Anthony Smith has a nice piece here which has a section on Augustine and animal suffering concludes with this:
>The Augustine we have found through his writings is far from the ‘Augustinian’ who believes ‘that earthquake and flood, disease, decay, and death are consequences either of the human fall or of a prior fall of angelic beings’.61 Rather, for Augustine, the world in which we live is the good world that God created, except in two respects. First, as a punishment for sin, many features of the good creation are now functioning contrary to ‘proper use’ in such a way that they cause harm to humanity. Second, human beings have been deprived of the protection they enjoyed in Paradise through the tree of life.
>For Augustine, ‘evil’ is a moral category, involving rational beings. In that case, ‘natural evil’ would only meaningfully refer to the harm that human beings experience through a distorted relationship with the good creation. Hence, for Augustine, there is nothing ‘evil’ about the suffering of non-rational creatures in the wild, or the violent processes at work in creation. For Augustine, decay and change are simply features of a creation that is ‘fundamentally contingent, limited, and different from God’.62 That such a creation is displeasing to us in many ways is itself part of creation’s goodness, in that it leads us to set our hearts on something more enduring, namely, God himself.

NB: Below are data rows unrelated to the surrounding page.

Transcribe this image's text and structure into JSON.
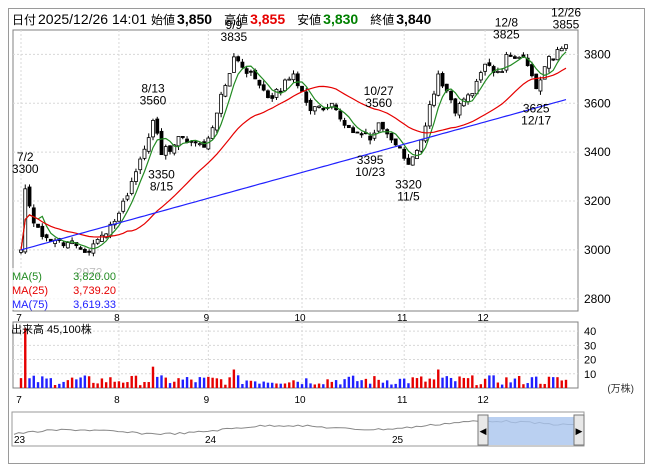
{
  "header": {
    "date_label": "日付",
    "datetime": "2025/12/26 14:01",
    "open_label": "始値",
    "open": "3,850",
    "high_label": "高値",
    "high": "3,855",
    "low_label": "安値",
    "low": "3,830",
    "close_label": "終値",
    "close": "3,840",
    "colors": {
      "high": "#e60000",
      "low": "#008000",
      "text": "#000000"
    }
  },
  "legend": [
    {
      "name": "MA(5)",
      "value": "3,820.00",
      "color": "#228b22"
    },
    {
      "name": "MA(25)",
      "value": "3,739.20",
      "color": "#e60000"
    },
    {
      "name": "MA(75)",
      "value": "3,619.33",
      "color": "#2020ff"
    }
  ],
  "volume_label": "出来高  45,100株",
  "volume_unit": "(万株)",
  "navigator_ticks": [
    "23",
    "24",
    "25"
  ],
  "chart_data": [
    {
      "type": "candlestick",
      "x_ticks": [
        "7",
        "8",
        "9",
        "10",
        "11",
        "12"
      ],
      "y_ticks": [
        2800,
        3000,
        3200,
        3400,
        3600,
        3800
      ],
      "ylim": [
        2750,
        3900
      ],
      "grid": true,
      "tick_dates": [
        "2025-07-01",
        "2025-08-01",
        "2025-09-01",
        "2025-10-01",
        "2025-11-04",
        "2025-12-01"
      ],
      "start": "2025-07-01",
      "end": "2025-12-26",
      "anchors": [
        [
          "2025-07-01",
          3000
        ],
        [
          "2025-07-02",
          3250
        ],
        [
          "2025-07-04",
          3110
        ],
        [
          "2025-07-09",
          3050
        ],
        [
          "2025-07-16",
          3030
        ],
        [
          "2025-07-23",
          2990
        ],
        [
          "2025-07-28",
          3060
        ],
        [
          "2025-08-01",
          3150
        ],
        [
          "2025-08-07",
          3320
        ],
        [
          "2025-08-13",
          3530
        ],
        [
          "2025-08-15",
          3390
        ],
        [
          "2025-08-22",
          3460
        ],
        [
          "2025-08-29",
          3420
        ],
        [
          "2025-09-03",
          3560
        ],
        [
          "2025-09-09",
          3790
        ],
        [
          "2025-09-16",
          3700
        ],
        [
          "2025-09-22",
          3620
        ],
        [
          "2025-09-29",
          3720
        ],
        [
          "2025-10-03",
          3570
        ],
        [
          "2025-10-10",
          3600
        ],
        [
          "2025-10-17",
          3480
        ],
        [
          "2025-10-23",
          3450
        ],
        [
          "2025-10-27",
          3520
        ],
        [
          "2025-10-31",
          3430
        ],
        [
          "2025-11-05",
          3350
        ],
        [
          "2025-11-10",
          3450
        ],
        [
          "2025-11-14",
          3720
        ],
        [
          "2025-11-20",
          3560
        ],
        [
          "2025-11-26",
          3640
        ],
        [
          "2025-12-01",
          3760
        ],
        [
          "2025-12-05",
          3730
        ],
        [
          "2025-12-08",
          3800
        ],
        [
          "2025-12-12",
          3790
        ],
        [
          "2025-12-17",
          3660
        ],
        [
          "2025-12-19",
          3750
        ],
        [
          "2025-12-24",
          3820
        ],
        [
          "2025-12-26",
          3840
        ]
      ],
      "series": [
        {
          "name": "MA(5)",
          "period": 5,
          "color": "#228b22"
        },
        {
          "name": "MA(25)",
          "period": 25,
          "color": "#e60000"
        },
        {
          "name": "MA(75)",
          "period": 75,
          "color": "#2020ff"
        }
      ],
      "annotations": [
        {
          "date": "2025-07-02",
          "label": "7/2",
          "value": "3300",
          "pos": "above"
        },
        {
          "date": "2025-07-23",
          "label": "",
          "value": "2972",
          "pos": "below"
        },
        {
          "date": "2025-08-13",
          "label": "8/13",
          "value": "3560",
          "pos": "above"
        },
        {
          "date": "2025-08-15",
          "label": "8/15",
          "value": "3350",
          "pos": "below"
        },
        {
          "date": "2025-09-09",
          "label": "9/9",
          "value": "3835",
          "pos": "above"
        },
        {
          "date": "2025-10-27",
          "label": "10/27",
          "value": "3560",
          "pos": "above"
        },
        {
          "date": "2025-10-23",
          "label": "10/23",
          "value": "3395",
          "pos": "below"
        },
        {
          "date": "2025-11-05",
          "label": "11/5",
          "value": "3320",
          "pos": "below"
        },
        {
          "date": "2025-12-08",
          "label": "12/8",
          "value": "3825",
          "pos": "above"
        },
        {
          "date": "2025-12-17",
          "label": "12/17",
          "value": "3625",
          "pos": "below"
        },
        {
          "date": "2025-12-26",
          "label": "12/26",
          "value": "3855",
          "pos": "above"
        }
      ]
    },
    {
      "type": "bar",
      "title": "出来高",
      "y_ticks": [
        10,
        20,
        30,
        40
      ],
      "ylim": [
        0,
        45
      ],
      "unit": "(万株)",
      "colors": {
        "up": "#e60000",
        "down": "#2020ff"
      },
      "spikes": [
        [
          "2025-07-02",
          42
        ],
        [
          "2025-08-13",
          15
        ],
        [
          "2025-09-09",
          13
        ],
        [
          "2025-11-14",
          13
        ],
        [
          "2025-12-17",
          8
        ]
      ]
    }
  ]
}
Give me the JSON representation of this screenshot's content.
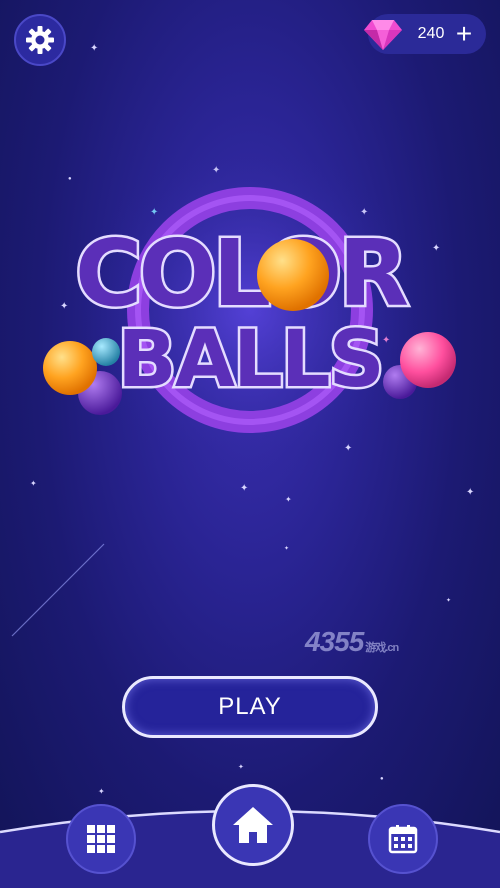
{
  "header": {
    "gem_count": "240",
    "plus_label": "+"
  },
  "logo": {
    "line1": "COLOR",
    "line2": "BALLS"
  },
  "watermark": {
    "number": "4355",
    "suffix": "游戏.cn"
  },
  "play_button": {
    "label": "PLAY"
  },
  "colors": {
    "background": "#1c1a73",
    "accent_purple": "#9b4de0",
    "gem_pink": "#f04bd0",
    "ball_orange": "#ffa320",
    "ball_pink": "#ff4f9e",
    "ball_teal": "#3aa5c6",
    "ball_violet": "#6a2cc0"
  },
  "icons": [
    "gear-icon",
    "gem-icon",
    "plus-icon",
    "grid-icon",
    "home-icon",
    "calendar-icon"
  ]
}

Thanks but I have a lot of books on the burner and while I think Augustine positively contributed a lot of our faith, it was ultimately Aquinas and hylomorphism which fixed all the problems/difficulties/tensions. I’m pretty much a full fledged Thomist at this point. I just don’t like the Hebrew though good Greek thought bad trope that author utilized. No one can seriously read or study Augustine and claim he did not see creation as good. There is no recession of a Hebrew instinct here (that is made up). As I noted, Augustine baptize platonic philosophy and I will add that all of us Westerners are greatly indebted to him for doing so.